In Central Asia, Kerry has consistently advocated democratization and human rights. He was among a small group of senators to write then-Kazakhstani Foreign Minister Kanat Saudabayev to complain about the treatment of human rights activist Yevgeny Zhovtis.
In 2010, Kerry wrote an op-ed here on EurasiaNet entitled "Washington Must Show Commitment to Kyrgyz Democratization," in which he argues that "the security-democratization debate is not a zero-sum game":
There has been a growing worry within Kyrgyzstan that the United States cares more about its security needs than those of the Kyrgyz people. We must prove this perception false, with actions rather than with rhetoric....
While the transit center at Manas is important for security across the region, so are the democratic aspirations of the Kyrgyz people. We see no conflict between these priorities because both are served by a Kyrgyzstan that is prosperous and free.
He sounded a similar message in a more recent Senate report on the Northern Distribution Network. But that report also highlighted the weaknesses of Kerry's stance: while rhetorically it of couse sounds good to say you can promote both democracy and security, there are plenty of obvious ways in which the two do in fact conflict and the report gave no indication of how the U.S. could have this cake and eat it too. I discussed this in an op-ed shortly after the report came out:
The Kerry report makes the same claim [that U.S. engagement in Uzbekistan is improving the human rights situation there] and as evidence reaches back nearly four years to note only one such bit of progress: that the government began allowing the Red Cross to visit prisoners in 2008. But the overall picture is grim, and, if anything, getting worse.

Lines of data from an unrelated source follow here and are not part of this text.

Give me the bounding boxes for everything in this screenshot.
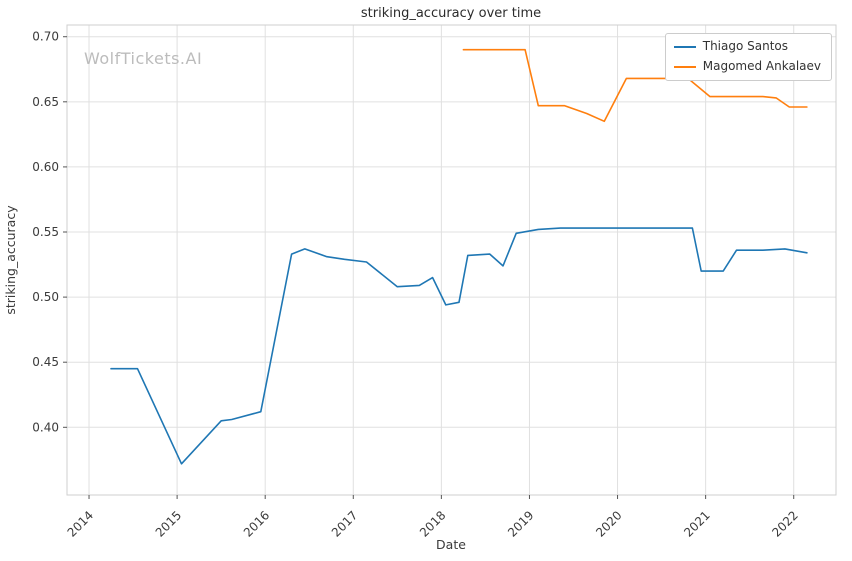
plot-border <box>66 24 837 496</box>
y-tick-label: 0.45 <box>32 355 59 369</box>
legend: Thiago Santos Magomed Ankalaev <box>664 33 832 82</box>
x-tick-label: 2017 <box>329 508 360 539</box>
x-tick-label: 2021 <box>681 508 712 539</box>
legend-label: Magomed Ankalaev <box>702 59 821 74</box>
series-line-1 <box>462 48 808 123</box>
legend-item-magomed-ankalaev: Magomed Ankalaev <box>673 59 821 74</box>
x-tick-label: 2015 <box>153 508 184 539</box>
legend-line-sample-orange <box>673 65 696 68</box>
legend-label: Thiago Santos <box>702 39 789 53</box>
y-tick-label: 0.50 <box>32 290 59 304</box>
legend-item-thiago-santos: Thiago Santos <box>673 39 821 53</box>
y-tick-label: 0.65 <box>32 95 59 109</box>
y-tick-label: 0.55 <box>32 225 59 239</box>
watermark: WolfTickets.AI <box>84 49 202 68</box>
x-tick-label: 2018 <box>417 508 448 539</box>
x-tick-label: 2014 <box>65 508 96 539</box>
x-axis-label: Date <box>436 537 466 552</box>
x-tick-label: 2019 <box>505 508 536 539</box>
y-tick-label: 0.70 <box>32 30 59 44</box>
series-line-0 <box>110 227 808 465</box>
x-tick-label: 2022 <box>769 508 800 539</box>
chart-title: striking_accuracy over time <box>361 6 541 21</box>
legend-line-sample-blue <box>673 45 696 48</box>
y-tick-label: 0.60 <box>32 160 59 174</box>
y-tick-label: 0.40 <box>32 420 59 434</box>
x-tick-label: 2020 <box>593 508 624 539</box>
y-axis-label: striking_accuracy <box>3 205 18 315</box>
plot-area: 0.40 0.45 0.50 0.55 0.60 0.65 0.70 2014 2015 2016… <box>32 24 837 540</box>
x-tick-label: 2016 <box>241 508 272 539</box>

The report doesn’t back up that assertion, and in the case of Uzbekistan it plainly isn’t true. No sort of political engagement will work, and the irony is that the more U.S. officials believe it, the more likely they are to compromise their principles. In this case, saying nothing may be the best way for the U.S. to stay true to what it believes.
In this sort of wishful thinking, Kerry would be following directly in the footsteps of his predecessor-to-be Hillary Clinton. To go out on a limb a bit, there seems to be a common affliction among high-level Democratic foreign policymakers -- both Clintons, Madeleine Albright and Kerry are all examples. Among these sorts of people, who do strongly care about human rights and in general doing the right thing, when they are forced by the exigencies of power to exercise realpolitik, they seem to need to justify themselves by claiming that their policy is in fact somehow advancing human rights or democracy. Thus:
When Clinton visited Tashkent in October , a State Department official told the reporters accompanying her that “President Karimov commented that he wants to make progress on liberalization and democratization, and he said that he wants to leave a legacy of that for his — both his kids and his grandchildren.” Pressed by an incredulous reporter, the official added, “Yeah. I do believe him.”
Anyway, on the Caucasus Kerry also has closely tracked the Obama administration, strongly supporting the reset with Russia while arguing that "this dialogue will not come at the expense of Georgia’s security and sovereignty."
Some of Kerry's previous stances derive from the fact that he represents Massachusetts, a state with a relatively high population of Armenian-Americans. So, he defended former U.S. ambassador John Evans when Evans was fired for using the word "genocide" to refer to the 1915 events in eastern Turkey. And he also played a key role in passing "Section 907," the U.S. law restricting military aid to Azerbaijan.
Still, it's probably a measure of his skill as a diplomat that more or less all sides in the Caucasus support him, though Azerbaijan seems to be slightly wary. Still, Turkey is enthusiastic about Kerry, Today's Zaman reports.
Again, though, what Kerry personally believes is not likely to be too relevant to his performance as Secretary of State, as he'll mostly be implementing White House policy. That Kerry's views are so consistent with Obama's, and that he is so well acquainted with all of the major issues and players, even in a relatively low priority region like this one, suggests that his tenure will be, if nothing else, smooth.